The Brahmin falls into it and is caught on the intertwined branches of a creeper. It is said in the epic, "As the great fruit of a bread-fruit tree, held by its stalk, hangs down, so he hung there, feet upwards, head downwards." As terrible as his situation was, another bigger and greater danger threatens the Brahmin. In the middle of the well he perceived a great, mighty dragon, and at the edge of the lid of the well he saw a black, six-mouthed and twelve-footed giant elephant slowly approaching. In the branches of the tree which covered the well swarmed all kinds of dreadful bees, preparing honey. The honey drips down and is greedily drunk by the man hanging in the well. Despite this predicament, he did not give up his hope for life, even though white and black mice gnawed the tree on which he hung.
The forest, as Vidura explains the metaphor to the king, is the Samsara, existence in the world; the beasts of prey are the diseases, the hideous giantess is old age, the well is the body of beings, the dragon in the bottom of the well is time, the creepers in which the man was caught, the hope of life, the, six-mouthed and twelve-footed elephant, the year with six seasons and twelve months; the mice are the days and nights, and the drops of honey are sensual enjoyments.

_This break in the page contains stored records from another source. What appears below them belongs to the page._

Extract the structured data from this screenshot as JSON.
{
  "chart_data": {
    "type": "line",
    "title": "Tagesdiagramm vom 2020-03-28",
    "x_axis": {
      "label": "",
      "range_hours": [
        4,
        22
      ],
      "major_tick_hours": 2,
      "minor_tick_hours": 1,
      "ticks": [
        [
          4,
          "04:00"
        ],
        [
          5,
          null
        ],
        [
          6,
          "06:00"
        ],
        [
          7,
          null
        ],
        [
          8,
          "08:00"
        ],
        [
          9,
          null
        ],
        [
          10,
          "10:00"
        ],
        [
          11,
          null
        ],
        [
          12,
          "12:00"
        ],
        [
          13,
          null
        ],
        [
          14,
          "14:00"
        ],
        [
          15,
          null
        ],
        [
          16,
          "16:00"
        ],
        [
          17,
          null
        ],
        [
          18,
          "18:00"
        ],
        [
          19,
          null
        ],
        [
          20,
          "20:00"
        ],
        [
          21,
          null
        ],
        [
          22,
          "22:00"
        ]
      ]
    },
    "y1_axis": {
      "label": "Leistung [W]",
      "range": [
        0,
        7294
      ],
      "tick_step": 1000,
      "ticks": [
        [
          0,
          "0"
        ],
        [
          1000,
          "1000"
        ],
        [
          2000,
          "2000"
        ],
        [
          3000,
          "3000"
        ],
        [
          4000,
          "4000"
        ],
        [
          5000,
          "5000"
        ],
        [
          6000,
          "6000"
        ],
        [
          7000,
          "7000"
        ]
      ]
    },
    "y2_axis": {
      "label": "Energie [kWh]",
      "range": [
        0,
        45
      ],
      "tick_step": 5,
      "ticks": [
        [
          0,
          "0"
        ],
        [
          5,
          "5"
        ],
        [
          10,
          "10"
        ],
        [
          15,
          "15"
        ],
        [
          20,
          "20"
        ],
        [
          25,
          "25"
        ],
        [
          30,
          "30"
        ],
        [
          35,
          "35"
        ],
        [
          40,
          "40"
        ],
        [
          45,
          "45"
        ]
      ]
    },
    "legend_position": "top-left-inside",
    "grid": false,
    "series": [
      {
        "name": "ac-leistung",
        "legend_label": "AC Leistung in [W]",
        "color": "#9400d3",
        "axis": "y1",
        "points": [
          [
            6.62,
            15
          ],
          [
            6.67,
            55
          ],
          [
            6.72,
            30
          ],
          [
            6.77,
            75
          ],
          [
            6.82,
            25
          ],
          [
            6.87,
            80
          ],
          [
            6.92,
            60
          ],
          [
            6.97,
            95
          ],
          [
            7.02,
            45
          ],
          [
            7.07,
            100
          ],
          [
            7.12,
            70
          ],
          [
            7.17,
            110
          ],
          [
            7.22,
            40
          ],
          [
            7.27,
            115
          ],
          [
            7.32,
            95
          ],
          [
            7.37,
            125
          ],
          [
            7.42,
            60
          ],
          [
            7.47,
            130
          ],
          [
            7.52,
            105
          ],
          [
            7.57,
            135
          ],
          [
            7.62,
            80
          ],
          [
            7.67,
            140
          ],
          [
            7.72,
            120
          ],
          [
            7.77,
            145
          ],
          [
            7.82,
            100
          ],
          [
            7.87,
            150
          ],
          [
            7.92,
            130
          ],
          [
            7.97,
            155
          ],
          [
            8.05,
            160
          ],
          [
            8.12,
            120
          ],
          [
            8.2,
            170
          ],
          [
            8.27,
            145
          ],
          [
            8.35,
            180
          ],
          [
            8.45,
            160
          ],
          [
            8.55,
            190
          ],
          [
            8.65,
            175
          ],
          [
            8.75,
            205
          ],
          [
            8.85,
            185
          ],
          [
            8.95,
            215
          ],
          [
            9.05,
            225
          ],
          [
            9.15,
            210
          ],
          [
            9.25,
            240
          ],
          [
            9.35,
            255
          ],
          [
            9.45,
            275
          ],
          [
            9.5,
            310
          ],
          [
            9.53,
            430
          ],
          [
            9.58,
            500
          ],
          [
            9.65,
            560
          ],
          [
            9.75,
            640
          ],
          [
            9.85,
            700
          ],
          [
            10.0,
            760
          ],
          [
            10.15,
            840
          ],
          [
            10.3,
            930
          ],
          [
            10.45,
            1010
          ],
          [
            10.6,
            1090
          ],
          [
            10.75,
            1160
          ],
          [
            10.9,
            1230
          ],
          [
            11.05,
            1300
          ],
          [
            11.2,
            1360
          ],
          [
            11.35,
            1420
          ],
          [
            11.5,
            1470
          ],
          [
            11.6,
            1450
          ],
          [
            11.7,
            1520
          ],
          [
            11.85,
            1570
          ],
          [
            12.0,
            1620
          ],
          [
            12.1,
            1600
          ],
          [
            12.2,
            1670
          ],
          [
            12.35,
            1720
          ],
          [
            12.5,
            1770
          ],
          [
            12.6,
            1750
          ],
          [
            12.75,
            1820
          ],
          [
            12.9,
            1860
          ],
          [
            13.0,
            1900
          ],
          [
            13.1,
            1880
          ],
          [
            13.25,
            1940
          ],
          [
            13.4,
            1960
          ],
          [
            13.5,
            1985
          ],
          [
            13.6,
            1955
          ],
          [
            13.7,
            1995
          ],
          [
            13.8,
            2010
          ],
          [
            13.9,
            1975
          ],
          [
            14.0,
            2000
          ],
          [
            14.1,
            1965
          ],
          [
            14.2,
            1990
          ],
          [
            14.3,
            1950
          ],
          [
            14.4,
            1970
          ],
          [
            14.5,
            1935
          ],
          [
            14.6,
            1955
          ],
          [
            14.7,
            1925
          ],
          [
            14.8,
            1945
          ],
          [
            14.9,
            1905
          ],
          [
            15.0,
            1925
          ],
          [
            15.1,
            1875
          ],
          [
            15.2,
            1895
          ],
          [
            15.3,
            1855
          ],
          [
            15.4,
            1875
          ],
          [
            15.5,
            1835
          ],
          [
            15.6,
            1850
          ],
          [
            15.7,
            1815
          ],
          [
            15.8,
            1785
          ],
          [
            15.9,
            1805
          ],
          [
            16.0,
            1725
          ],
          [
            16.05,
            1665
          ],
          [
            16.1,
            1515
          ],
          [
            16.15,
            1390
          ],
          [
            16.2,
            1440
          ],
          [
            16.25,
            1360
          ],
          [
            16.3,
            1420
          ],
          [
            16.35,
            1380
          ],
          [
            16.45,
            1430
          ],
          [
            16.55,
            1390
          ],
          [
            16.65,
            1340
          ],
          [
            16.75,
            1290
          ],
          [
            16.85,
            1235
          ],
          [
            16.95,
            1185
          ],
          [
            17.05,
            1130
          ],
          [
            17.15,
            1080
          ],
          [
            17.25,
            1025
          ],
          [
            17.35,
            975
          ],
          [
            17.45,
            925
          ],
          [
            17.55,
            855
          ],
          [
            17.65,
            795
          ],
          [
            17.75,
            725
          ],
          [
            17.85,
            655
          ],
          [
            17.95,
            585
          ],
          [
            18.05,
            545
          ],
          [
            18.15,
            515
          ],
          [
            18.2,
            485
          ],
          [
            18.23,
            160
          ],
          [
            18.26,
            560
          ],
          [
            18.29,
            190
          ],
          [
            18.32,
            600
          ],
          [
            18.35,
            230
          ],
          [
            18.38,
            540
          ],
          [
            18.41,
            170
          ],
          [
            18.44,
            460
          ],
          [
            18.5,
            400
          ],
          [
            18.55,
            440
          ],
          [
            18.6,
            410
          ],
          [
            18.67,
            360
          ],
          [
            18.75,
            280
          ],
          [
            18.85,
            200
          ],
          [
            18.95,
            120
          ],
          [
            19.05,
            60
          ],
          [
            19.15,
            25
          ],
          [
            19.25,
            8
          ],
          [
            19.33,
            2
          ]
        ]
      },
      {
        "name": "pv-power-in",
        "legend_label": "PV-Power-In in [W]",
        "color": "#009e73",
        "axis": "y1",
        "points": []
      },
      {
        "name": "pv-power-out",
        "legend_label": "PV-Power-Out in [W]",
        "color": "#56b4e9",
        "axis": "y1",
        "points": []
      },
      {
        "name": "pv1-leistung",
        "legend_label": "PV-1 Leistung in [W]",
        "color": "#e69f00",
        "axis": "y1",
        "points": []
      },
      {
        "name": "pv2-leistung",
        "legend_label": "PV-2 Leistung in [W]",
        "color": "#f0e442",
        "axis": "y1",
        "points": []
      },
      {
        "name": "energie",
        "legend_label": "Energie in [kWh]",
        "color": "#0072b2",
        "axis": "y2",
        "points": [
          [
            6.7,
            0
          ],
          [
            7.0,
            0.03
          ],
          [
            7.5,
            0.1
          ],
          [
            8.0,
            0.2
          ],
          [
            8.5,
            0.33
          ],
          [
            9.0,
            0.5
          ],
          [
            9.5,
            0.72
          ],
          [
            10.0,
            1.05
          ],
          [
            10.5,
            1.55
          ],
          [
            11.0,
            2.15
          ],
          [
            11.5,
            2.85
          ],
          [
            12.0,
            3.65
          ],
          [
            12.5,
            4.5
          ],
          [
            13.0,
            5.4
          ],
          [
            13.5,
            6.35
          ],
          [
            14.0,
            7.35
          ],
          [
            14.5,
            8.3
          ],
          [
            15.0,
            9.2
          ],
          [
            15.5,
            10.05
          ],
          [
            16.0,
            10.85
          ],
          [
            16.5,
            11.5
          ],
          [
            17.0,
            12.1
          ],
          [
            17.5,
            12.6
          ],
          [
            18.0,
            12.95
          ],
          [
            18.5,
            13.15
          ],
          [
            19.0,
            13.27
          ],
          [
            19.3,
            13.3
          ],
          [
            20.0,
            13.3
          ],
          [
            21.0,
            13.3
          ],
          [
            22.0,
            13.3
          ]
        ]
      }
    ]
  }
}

There can be no doubt that this parable is a genuine Indian version of ascetic poetry. Even though has been called "originally Buddhistic," it does not correspond more with the Buddhists' view of life than with that of the Jainas and of other Indian ascetic sects. As with this parable, so with many moral narratives of the Mahabharata, one might be inclined to trace them back to Buddhistic sources. On closer scrutiny, however, they could equally well have been drawn from that source of popular narratives which was alike at the disposal of Brahmins, Buddhists and other sects.